To solve the problem, we need to determine the range of \( p \) for which the quadratic equation \[ (p^2 + 2)x^2 + (2p^2)x + (p^2 - 4) = 0 \] has roots of opposite signs. ### Step-by-Step Solution: 1. **Identify the coefficients**: The quadratic equation can be expressed in the standard form \( ax^2 + bx + c = 0 \), where: - \( a = p^2 + 2 \) - \( b = 2p^2 \) - \( c = p^2 - 4 \) 2. **Condition for opposite sign roots**: For the roots of the quadratic to be of opposite signs, the product of the roots must be negative.
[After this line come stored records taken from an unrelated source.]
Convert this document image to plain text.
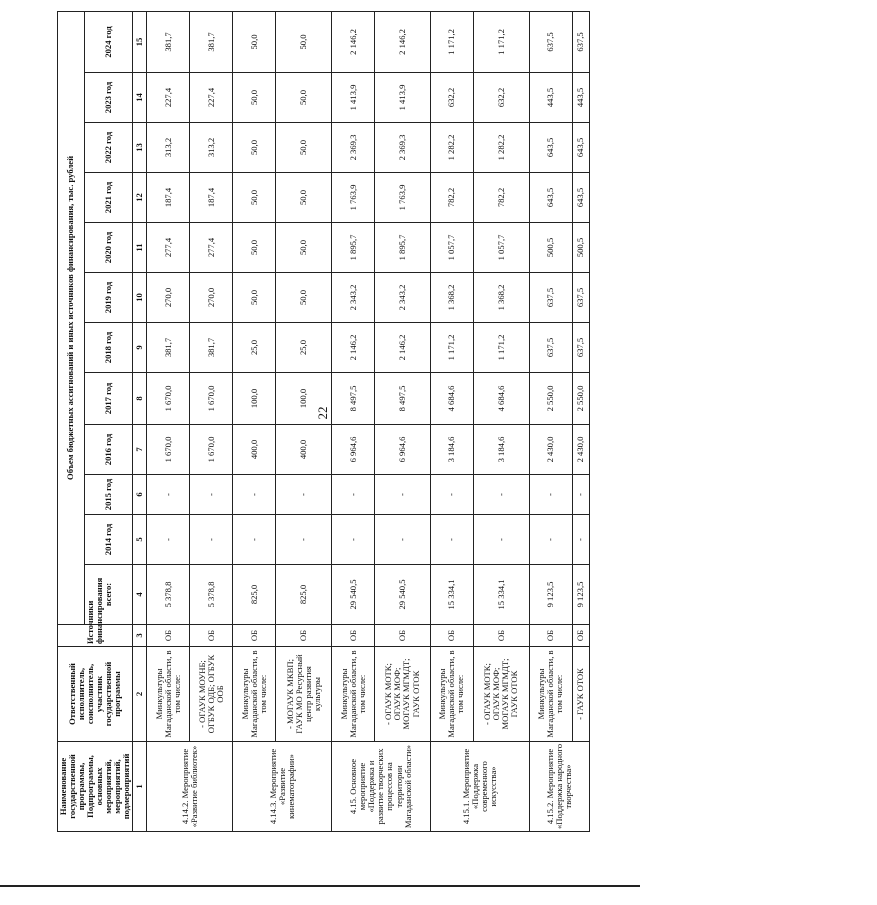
22
Наименование государственной программы, Подпрограммы, основных мероприятий, мероприятий, подмероприятий	Ответственный исполнитель, соисполнитель, участник государственной программы	Источники финансирования	Объем бюджетных ассигнований и иных источников финансирования, тыс. рублей											
			всего:	2014 год	2015 год	2016 год	2017 год	2018 год	2019 год	2020 год	2021 год	2022 год	2023 год	2024 год
1	2	3	4	5	6	7	8	9	10	11	12	13	14	15
4.14.2. Мероприятие «Развитие библиотек»	Минкультуры Магаданской области, в том числе:	ОБ	5 378,8	-	-	1 670,0	1 670,0	381,7	270,0	277,4	187,4	313,2	227,4	381,7
	- ОГАУК МОУНБ; ОГБУК ОДБ; ОГБУК ООБ	ОБ	5 378,8	-	-	1 670,0	1 670,0	381,7	270,0	277,4	187,4	313,2	227,4	381,7
4.14.3. Мероприятие «Развитие кинематографии»	Минкультуры Магаданской области, в том числе:	ОБ	825,0	-	-	400,0	100,0	25,0	50,0	50,0	50,0	50,0	50,0	50,0
	- МОГАУК МКВП; ГАУК МО Ресурсный центр развития культуры	ОБ	825,0	-	-	400,0	100,0	25,0	50,0	50,0	50,0	50,0	50,0	50,0
4.15. Основное мероприятие «Поддержка и развитие творческих процессов на территории Магаданской области»	Минкультуры Магаданской области, в том числе:	ОБ	29 540,5	-	-	6 964,6	8 497,5	2 146,2	2 343,2	1 895,7	1 763,9	2 369,3	1 413,9	2 146,2
	- ОГАУК МОТК; ОГАУК МОФ; МОГАУК МГМДТ; ГАУК ОТОК	ОБ	29 540,5	-	-	6 964,6	8 497,5	2 146,2	2 343,2	1 895,7	1 763,9	2 369,3	1 413,9	2 146,2
4.15.1. Мероприятие «Поддержка современного искусства»	Минкультуры Магаданской области, в том числе:	ОБ	15 334,1	-	-	3 184,6	4 684,6	1 171,2	1 368,2	1 057,7	782,2	1 282,2	632,2	1 171,2
	- ОГАУК МОТК; ОГАУК МОФ; МОГАУК МГМДТ; ГАУК ОТОК	ОБ	15 334,1	-	-	3 184,6	4 684,6	1 171,2	1 368,2	1 057,7	782,2	1 282,2	632,2	1 171,2
4.15.2. Мероприятие «Поддержка народного творчества»	Минкультуры Магаданской области, в том числе:	ОБ	9 123,5	-	-	2 430,0	2 550,0	637,5	637,5	500,5	643,5	643,5	443,5	637,5
	- ГАУК ОТОК	ОБ	9 123,5	-	-	2 430,0	2 550,0	637,5	637,5	500,5	643,5	643,5	443,5	637,5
The product of the roots can be given by the formula \( \frac{c}{a} \). Therefore, we need: \[ \frac{c}{a} < 0 \] This translates to: \[ \frac{p^2 - 4}{p^2 + 2} < 0 \] 3. **Analyze the inequality**: The inequality \( \frac{p^2 - 4}{p^2 + 2} < 0 \) implies that the numerator and denominator must have opposite signs. - The denominator \( p^2 + 2 \) is always positive since \( p^2 \) is non-negative and adding 2 keeps it positive. - Therefore, we need the numerator \( p^2 - 4 \) to be negative: \[ p^2 - 4 < 0 \] 4. **Solve the inequality**: Rearranging the inequality gives: \[ p^2 < 4 \] Taking the square root of both sides results in: \[ -2 < p < 2 \] 5. **Conclusion**: The range of \( p \) for which the quadratic equation has roots of opposite signs is: \[ p \in (-2, 2) \] ### Final Answer: The range of \( p \) is \( (-2, 2) \).